For now, d-Matrix expects revenue of no more than $10 million this year, mostly from customers who buy chips for evaluation. Founder Sheth said d-Matrix expects annual revenue of more than $70 million to $75 million over two years and break even. The market space facing d-Matrix is huge, and Cambrian AI predicts that by 2030, it is possible for the computing power consumption ratio of AI inference chips to reach more than 1000 TOPS per watt.
Autonomy and cost are the soil for AI chips
On the one hand, the survival soil of AI chip startups such as d-Matrix comes from the independent and controllable needs of AI manufacturers, whether it is giants such as Microsoft, Meta, Amazon, super unicorns such as OpenAI, Anthropic, or leading startups such as Cohere, they do not want their AI computing power to be bound to a single company.
On the other hand, the operating cost of AI services, for large model companies, in the long run, the cost of computing power to run AI services will be higher than the cost of computing power for training models, and at this stage, the operating cost of a single user of AI enterprises is a loss-making state, and the total cost of ownership (TCO) is also high.
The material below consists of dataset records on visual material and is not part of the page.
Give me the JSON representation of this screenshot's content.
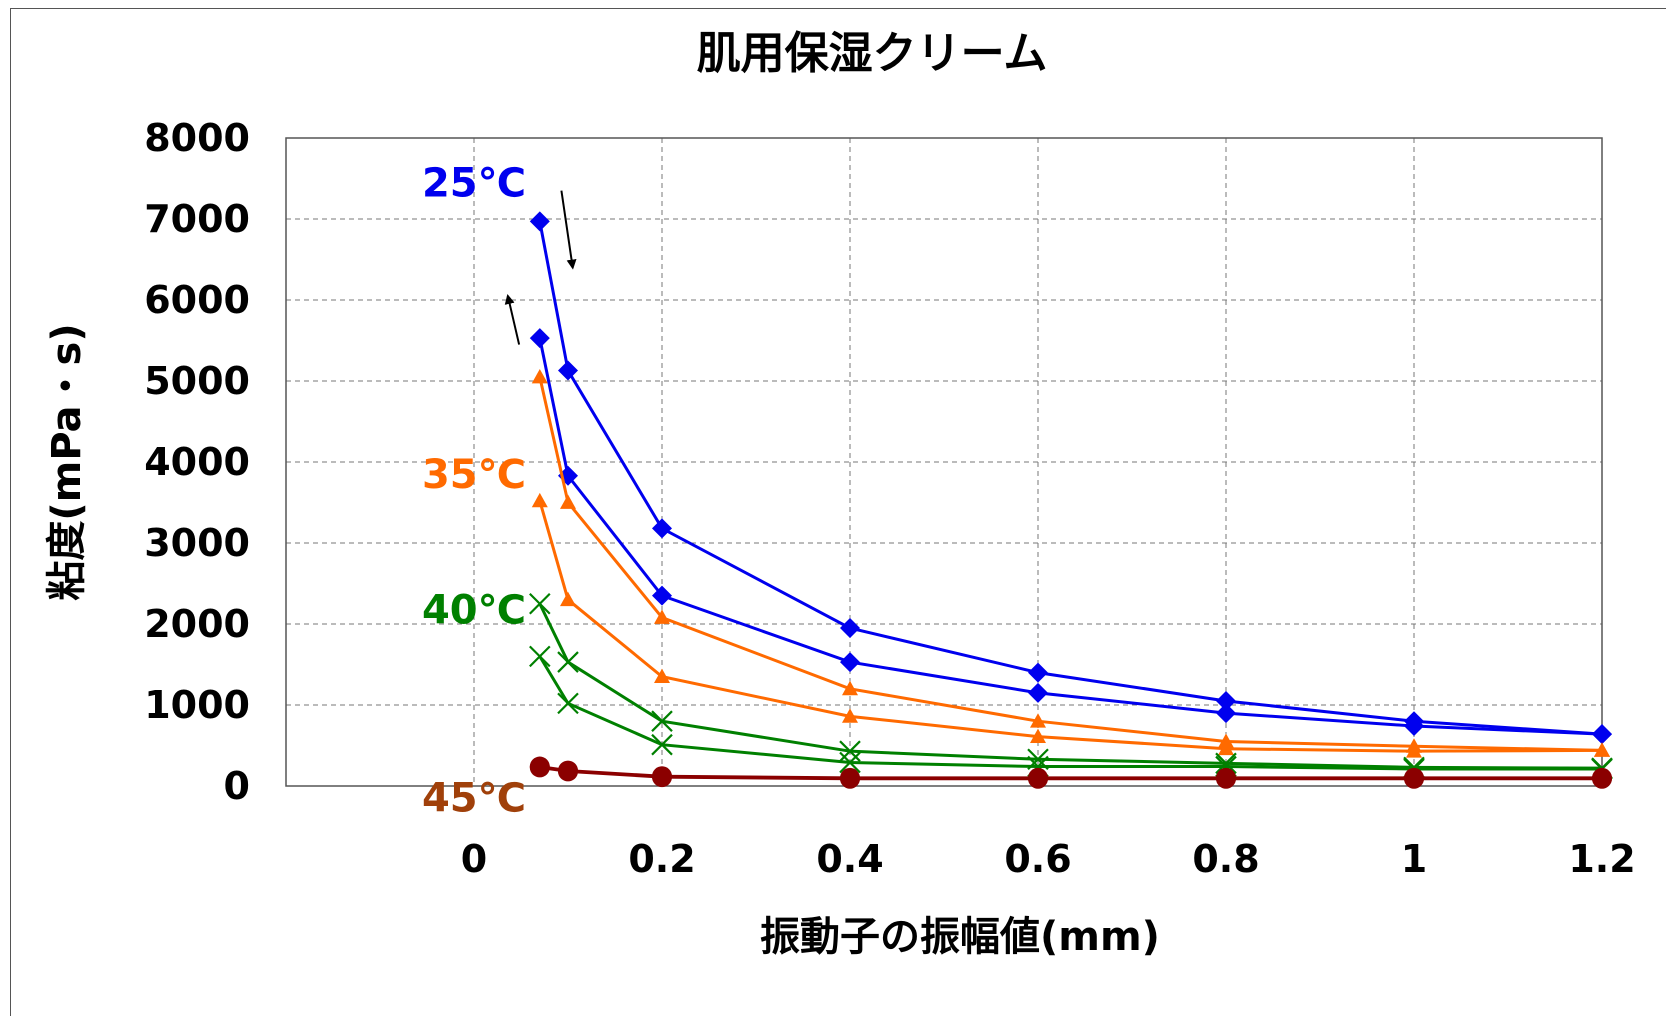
{
  "chart_data": {
    "type": "line",
    "title": "肌用保湿クリーム",
    "xlabel": "振動子の振幅値(mm)",
    "ylabel": "粘度(mPa・s)",
    "xlim": [
      -0.2,
      1.2
    ],
    "ylim": [
      0,
      8000
    ],
    "xticks": [
      "0",
      "0.2",
      "0.4",
      "0.6",
      "0.8",
      "1",
      "1.2"
    ],
    "xtick_values": [
      0,
      0.2,
      0.4,
      0.6,
      0.8,
      1.0,
      1.2
    ],
    "yticks": [
      "0",
      "1000",
      "2000",
      "3000",
      "4000",
      "5000",
      "6000",
      "7000",
      "8000"
    ],
    "ytick_values": [
      0,
      1000,
      2000,
      3000,
      4000,
      5000,
      6000,
      7000,
      8000
    ],
    "grid": true,
    "series": [
      {
        "name": "25℃",
        "color": "#0000ee",
        "marker": "diamond",
        "label_value": [
          0,
          7450
        ],
        "curves": [
          {
            "x": [
              0.07,
              0.1,
              0.2,
              0.4,
              0.6,
              0.8,
              1.0,
              1.2
            ],
            "y": [
              6970,
              5130,
              3180,
              1950,
              1400,
              1050,
              800,
              640
            ]
          },
          {
            "x": [
              0.07,
              0.1,
              0.2,
              0.4,
              0.6,
              0.8,
              1.0,
              1.2
            ],
            "y": [
              5530,
              3830,
              2350,
              1530,
              1150,
              900,
              740,
              640
            ]
          }
        ]
      },
      {
        "name": "35℃",
        "color": "#ff6a00",
        "marker": "triangle",
        "label_value": [
          0,
          3850
        ],
        "curves": [
          {
            "x": [
              0.07,
              0.1,
              0.2,
              0.4,
              0.6,
              0.8,
              1.0,
              1.2
            ],
            "y": [
              5050,
              3500,
              2080,
              1200,
              800,
              550,
              490,
              440
            ]
          },
          {
            "x": [
              0.07,
              0.1,
              0.2,
              0.4,
              0.6,
              0.8,
              1.0,
              1.2
            ],
            "y": [
              3520,
              2300,
              1350,
              860,
              610,
              460,
              430,
              440
            ]
          }
        ]
      },
      {
        "name": "40℃",
        "color": "#008000",
        "marker": "cross",
        "label_value": [
          0,
          2180
        ],
        "curves": [
          {
            "x": [
              0.07,
              0.1,
              0.2,
              0.4,
              0.6,
              0.8,
              1.0,
              1.2
            ],
            "y": [
              2250,
              1530,
              800,
              430,
              330,
              280,
              230,
              220
            ]
          },
          {
            "x": [
              0.07,
              0.1,
              0.2,
              0.4,
              0.6,
              0.8,
              1.0,
              1.2
            ],
            "y": [
              1600,
              1020,
              510,
              290,
              240,
              240,
              210,
              210
            ]
          }
        ]
      },
      {
        "name": "45℃",
        "color": "#8b0000",
        "label_color": "#a0400a",
        "marker": "circle",
        "label_value": [
          0,
          -140
        ],
        "curves": [
          {
            "x": [
              0.07,
              0.1,
              0.2,
              0.4,
              0.6,
              0.8,
              1.0,
              1.2
            ],
            "y": [
              240,
              190,
              120,
              100,
              100,
              100,
              100,
              100
            ]
          },
          {
            "x": [
              0.07,
              0.1,
              0.2,
              0.4,
              0.6,
              0.8,
              1.0,
              1.2
            ],
            "y": [
              230,
              180,
              110,
              90,
              90,
              90,
              90,
              90
            ]
          }
        ]
      }
    ],
    "annotations": [
      {
        "type": "arrow",
        "direction": "down",
        "from": [
          0.093,
          7350
        ],
        "to": [
          0.105,
          6400
        ]
      },
      {
        "type": "arrow",
        "direction": "up",
        "from": [
          0.048,
          5450
        ],
        "to": [
          0.036,
          6050
        ]
      }
    ]
  }
}
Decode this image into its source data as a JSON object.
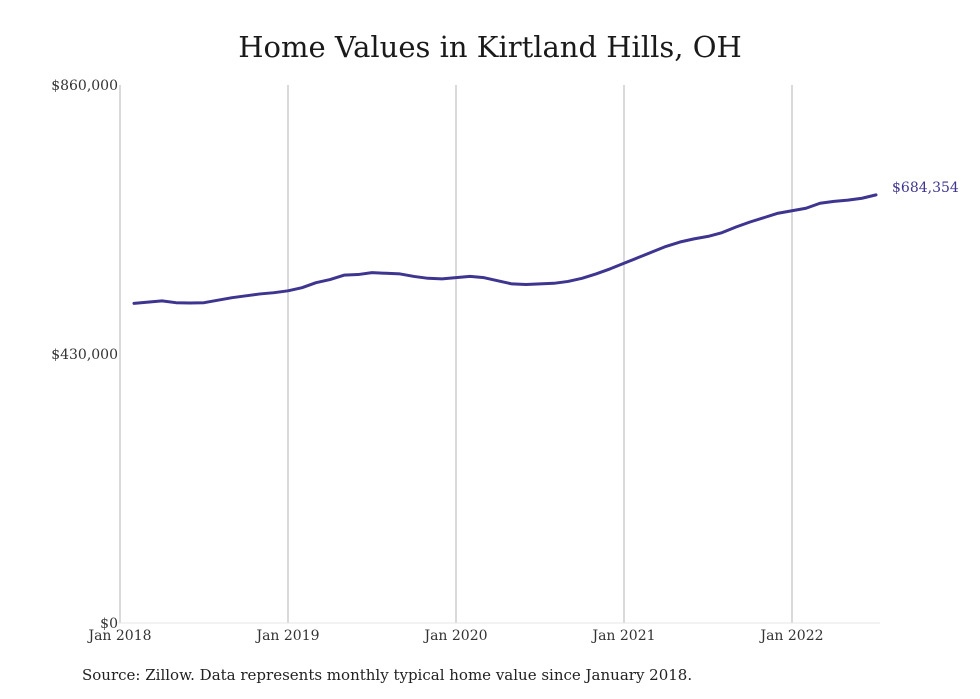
{
  "chart_data": {
    "type": "line",
    "title": "Home Values in Kirtland Hills, OH",
    "xlabel": "",
    "ylabel": "",
    "ylim": [
      0,
      860000
    ],
    "y_ticks": [
      {
        "value": 0,
        "label": "$0"
      },
      {
        "value": 430000,
        "label": "$430,000"
      },
      {
        "value": 860000,
        "label": "$860,000"
      }
    ],
    "x_ticks": [
      {
        "value": 0,
        "label": "Jan 2018"
      },
      {
        "value": 12,
        "label": "Jan 2019"
      },
      {
        "value": 24,
        "label": "Jan 2020"
      },
      {
        "value": 36,
        "label": "Jan 2021"
      },
      {
        "value": 48,
        "label": "Jan 2022"
      }
    ],
    "grid": "vertical",
    "line_color": "#3d358f",
    "series": [
      {
        "values": [
          511000,
          513000,
          515000,
          512000,
          511500,
          512000,
          516000,
          520000,
          523000,
          526000,
          528000,
          531000,
          536000,
          544000,
          549000,
          556000,
          557000,
          560000,
          559000,
          558000,
          554000,
          551000,
          550000,
          552000,
          554000,
          552000,
          547000,
          542000,
          541000,
          542000,
          543000,
          546000,
          551000,
          558000,
          566000,
          575000,
          584000,
          593000,
          602000,
          609000,
          614000,
          618000,
          624000,
          633000,
          641000,
          648000,
          655000,
          659000,
          663000,
          671000,
          674000,
          676000,
          679000,
          684354
        ]
      }
    ],
    "end_label": "$684,354"
  },
  "source_note": "Source: Zillow. Data represents monthly typical home value since January 2018."
}
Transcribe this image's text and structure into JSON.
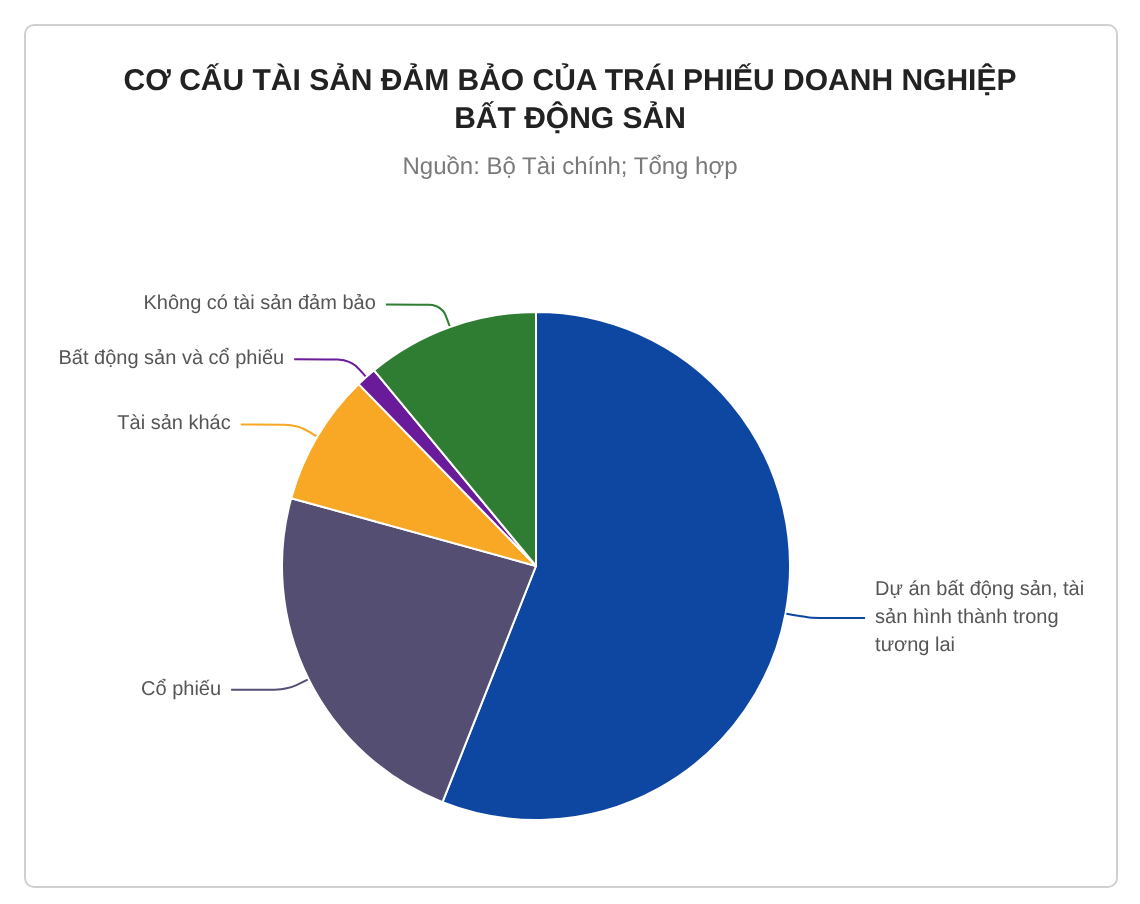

For cash-rich giants, this loss is affordable, but for startups, it is a huge burden, slowing down the further expansion of their business.
Third-party, low-cost AI reasoning computing power is extremely needed for both giants and startups.
At this stage, what are the risks faced by startups in the field of AI chips? One is, of course, the "monopoly" of the NVIDIA giant, as well as Microsoft, Meta, Google, OpenAI, the largest AI companies self-developed chips, and then the software ecological problem supporting the chip.
And these problems, d-Matrix is in the process of solving. It targets the market for commercial small and medium-sized AI models, and also cooperates with the open source community to build a software ecosystem, which can give it a differentiated competitive advantage in the competition of giants.